After doing the reading, the biggest thing that stood out to me is how weirdly undefined the product manager role is. It’s like everyone agrees a PM is important, but nobody can fully explain why in one sentence. The author makes it pretty clear that a PM’s job isn’t to be the boss of anyone or the all knowing visionary that magically solves everything. Instead, the job is basically to make sure the right conversations are happening, the right people feel supported, and the actual product decisions are grounded in what users need. So the job becomes about influence; earning trust, making things legible for everyone, and removing roadblocks so designers and engineers can actually do their best work and collaborate. What I see now is that a good PM is comfortable being uncomfortable. They’re fine with incomplete information, shifting priorities, changing constraints, and having to take action without full clarity. The job also seems to rely heavily on communication.

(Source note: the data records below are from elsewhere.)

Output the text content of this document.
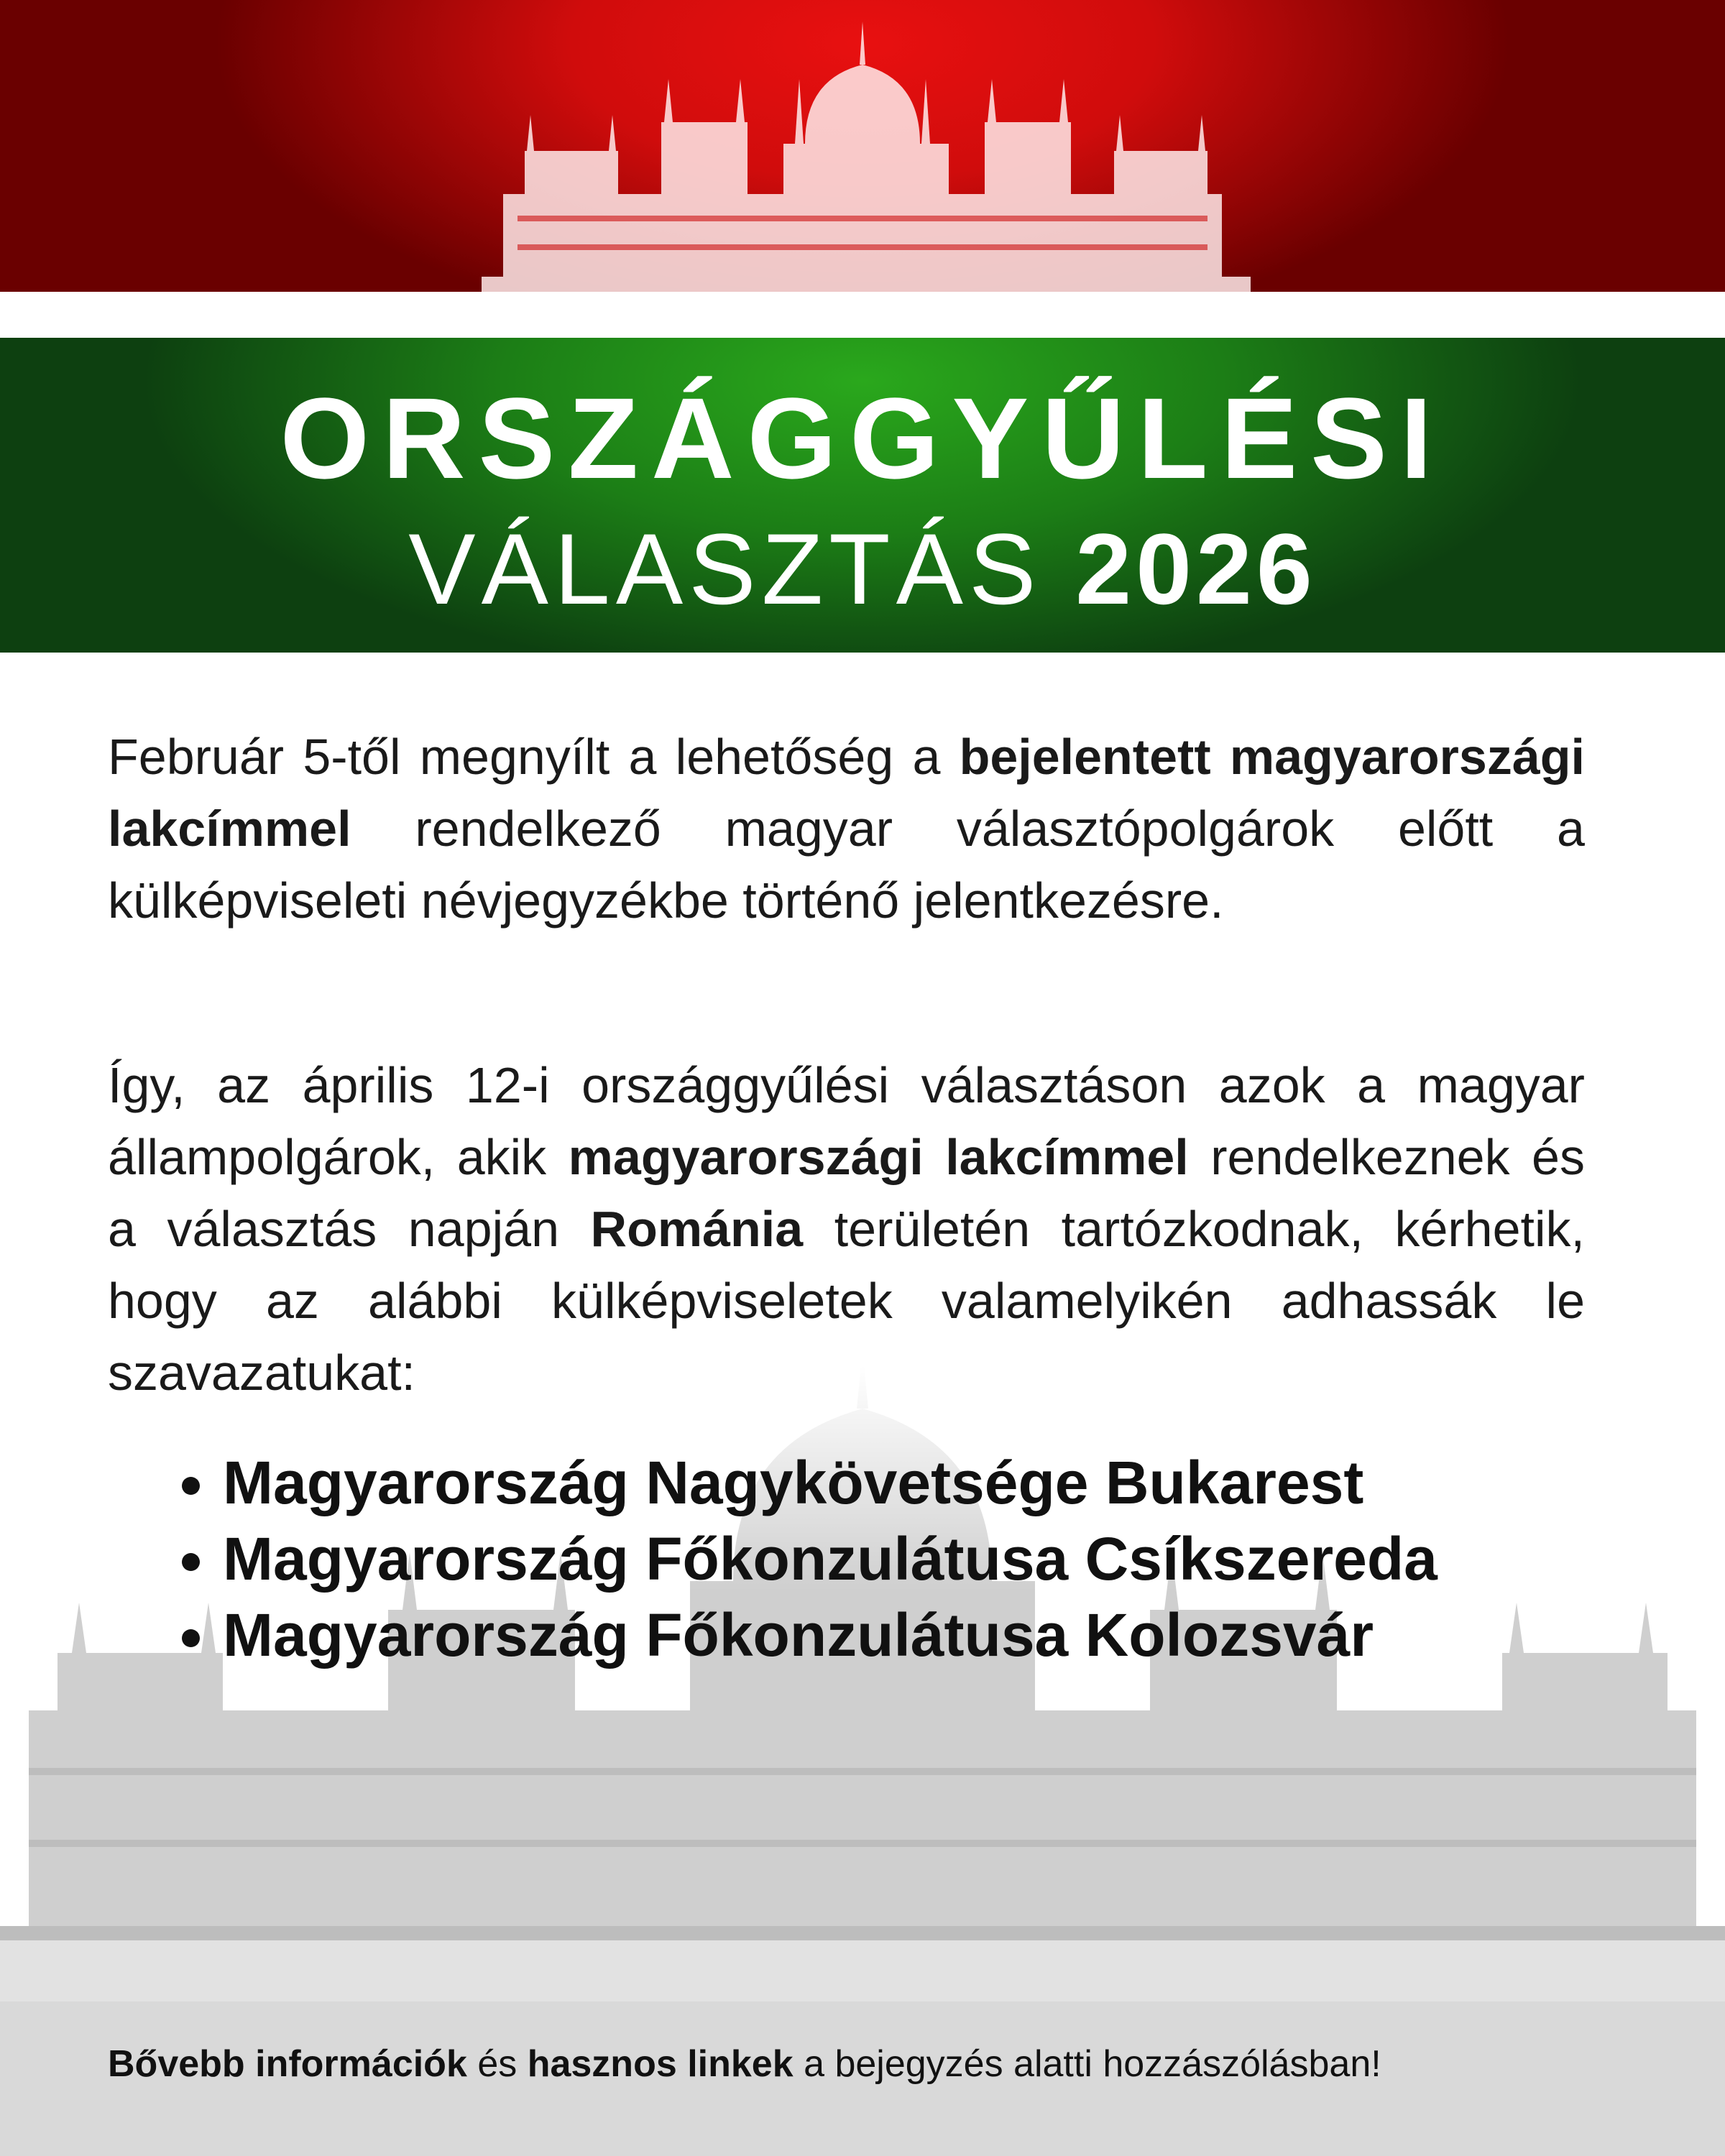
ORSZÁGGYŰLÉSI
VÁLASZTÁS 2026
Február 5-től megnyílt a lehetőség a bejelentett magyarországi lakcímmel rendelkező magyar választópolgárok előtt a külképviseleti névjegyzékbe történő jelentkezésre.
Így, az április 12-i országgyűlési választáson azok a magyar állampolgárok, akik magyarországi lakcímmel rendelkeznek és a választás napján Románia területén tartózkodnak, kérhetik, hogy az alábbi külképviseletek valamelyikén adhassák le szavazatukat:
• Magyarország Nagykövetsége Bukarest
• Magyarország Főkonzulátusa Csíkszereda
• Magyarország Főkonzulátusa Kolozsvár
Bővebb információk és hasznos linkek a bejegyzés alatti hozzászólásban!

If I could ask the author a couple questions, the first one would be about burnout. PMs are constantly switching contexts and holding mental maps of everything happening in a product. How do you build guardrails around a role that could easily become 24/7 emotional labor? I’d also want to know how new PMs can tell the difference between being helpful and overstepping. Since the role has so many gray areas, it feels easy to accidentally take on too much, or to unintentionally micromanage because you’re scared something might fall apart.
The last question I’d ask is how PMs can avoid becoming one of the bad archetypes. It’s easy to say “don’t be the martyr, don’t be the hero, don’t be the Steve Jobs wannabe,” but it’s harder to notice when you’re slowly slipping into those habits. What are the early warning signs? And what’s the fastest way to course-correct when you realize you’re acting like one of the PMs the book gently makes fun of?